In a House, You Can Make All the Noise You Want [NY Times]
Photo by lunalaguna.
“I found that comment more indicative of the reason why a lot of people move to Brooklyn. At least people who are open minded and enjoy diversity.”
Are republicans and Bush supporters welcome in diversity-approving Brooklyn?
11:00….almost ALL my neighbors are young 30’s who own 3 million dollar homes.
It’s not like finding a needle in a haystack.
Every time you all complain about how this house and that house is overpriced, you need to think about these people.
Lots of people are working hard right now trying to get a step up the ladder.
Meanwhile you’re sitting here commenting on brownstoner asking why so many people have so much money.
See any irony in that?
“My problem is the NYTimes and their unapologetic upper-middle or rich class perspective on this city – all their Style, Real Estate, Travel,etc articles can make my stomach churn. Same old articles week after week, year after year.”
True, dat. Last week is was the 30-year-old couple (she’s ‘writing her first screenplay’) who just bought a $4mn townhouse in London. Like the Ft. Greene couple, they too had a brush with souless high-rise living, in Hong Kong. $4mn can usually cure the souless-housing disease.
I agree that these people are idiots for sharing their story with the NYT. Why bother? It just invites hateful comments from most people who read it, and I find it an invasion of privacy. You KNOW the journalist was salivating as soon as Ms. Lee uttered the “black people who aren’t nannies” comment.
First of all, this thread is making me a little sick. Some of you have some serious low self esteem to be disecting a seemingly nice family who moved to Brooklyn. Really pathetic.

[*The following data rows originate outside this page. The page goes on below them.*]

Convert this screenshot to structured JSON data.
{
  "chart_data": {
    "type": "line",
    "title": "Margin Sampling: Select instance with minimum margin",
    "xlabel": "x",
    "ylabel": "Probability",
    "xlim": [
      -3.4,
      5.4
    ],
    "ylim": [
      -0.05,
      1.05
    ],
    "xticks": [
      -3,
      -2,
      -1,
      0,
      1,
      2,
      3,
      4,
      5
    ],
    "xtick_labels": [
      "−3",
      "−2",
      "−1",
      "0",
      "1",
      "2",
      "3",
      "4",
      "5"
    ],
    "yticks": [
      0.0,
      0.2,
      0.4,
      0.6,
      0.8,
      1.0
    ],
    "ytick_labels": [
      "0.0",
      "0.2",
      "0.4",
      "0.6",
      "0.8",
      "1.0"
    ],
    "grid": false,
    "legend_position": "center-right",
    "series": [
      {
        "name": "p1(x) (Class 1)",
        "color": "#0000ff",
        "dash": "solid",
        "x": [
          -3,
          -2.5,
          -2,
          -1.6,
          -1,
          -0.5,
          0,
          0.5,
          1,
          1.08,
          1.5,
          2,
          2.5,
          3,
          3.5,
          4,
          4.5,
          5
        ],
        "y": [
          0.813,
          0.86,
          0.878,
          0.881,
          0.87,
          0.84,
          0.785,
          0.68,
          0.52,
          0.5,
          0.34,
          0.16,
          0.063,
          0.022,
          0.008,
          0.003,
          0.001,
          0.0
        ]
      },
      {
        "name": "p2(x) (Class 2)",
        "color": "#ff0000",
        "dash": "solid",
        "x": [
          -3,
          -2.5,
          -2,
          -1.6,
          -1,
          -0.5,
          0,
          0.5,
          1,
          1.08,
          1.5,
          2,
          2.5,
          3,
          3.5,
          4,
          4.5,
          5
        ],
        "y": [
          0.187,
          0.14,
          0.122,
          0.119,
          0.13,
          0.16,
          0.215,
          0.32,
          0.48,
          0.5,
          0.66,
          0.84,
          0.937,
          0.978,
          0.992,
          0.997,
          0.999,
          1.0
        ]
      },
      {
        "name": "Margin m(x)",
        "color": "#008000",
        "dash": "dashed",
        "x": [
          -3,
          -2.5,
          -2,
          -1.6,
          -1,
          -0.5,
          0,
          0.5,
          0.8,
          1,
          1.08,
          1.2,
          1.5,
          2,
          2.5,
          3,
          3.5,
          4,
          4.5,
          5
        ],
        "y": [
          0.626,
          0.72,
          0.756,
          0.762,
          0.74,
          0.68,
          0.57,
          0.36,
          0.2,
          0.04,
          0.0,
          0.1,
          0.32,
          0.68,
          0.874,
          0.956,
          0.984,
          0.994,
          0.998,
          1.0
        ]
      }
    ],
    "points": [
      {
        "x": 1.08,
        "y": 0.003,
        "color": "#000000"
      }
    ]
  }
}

And secondly, I didn’t find the black comment in any way racist or disturbing. I did find it factual, however. How many black people really do own or rent in the West Village. I’d say next to none.
I found that comment more indicative of the reason why a lot of people move to Brooklyn. At least people who are open minded and enjoy diversity.
Which is, quite frankly, a lot more than I can say for most of you on here.
10:45am – it depends on how much better the private school is. No one wants to send their kid to a failing public school, or a dangerous one, but given the choice, I far prefer a good elementary public school education for my kids than the privileged one that you get at NYC privates.
However, I know I’m the beneficiary of parents who, as 10:23 pointed out, moved into those neighborhoods without the option of going private and had to improve the schools so that the following generation of parents could come in to an already good school. Hopefully, Fort Greene is also attracting families who need to use the public schools and will work to make them excellent. (Perhaps they are already, sorry I don’t know much about the zoned public schools there except for the fact that so many people seem to attend schools in other neighborhoods.)
Uh, doesn’t the article say they SOLD their Village co-op for $1.9? Why does anyone care where they got their money? It’s not your business.
Most of these posts are petty, petty, petty. You should thank these people for opening their lives up and giving you something to read on Sunday morning. sheesh.
10:31 again. Well, I’m fine if someone says, “we’re so lucky to have inherited some money/found a finger in my burger and sued McDonals” or whatever. But this article seemed to go out of the way to stress the “salt of the earth” aspect of this family. They seem nice! But if you’re going to point out that they work in creative, non-paying fields or that she is from Midwest (NYT code for ‘wokring class’), etc, you need to talk about the money.
You can say “it’s NEW YORK CITY” but I’m saying it’s JOURNALISM. Tell me the whole story. I think you have to point out how you do it. Because it’s the real estate section and I wanna know HOW DO YOU DO THAT? I want to do that!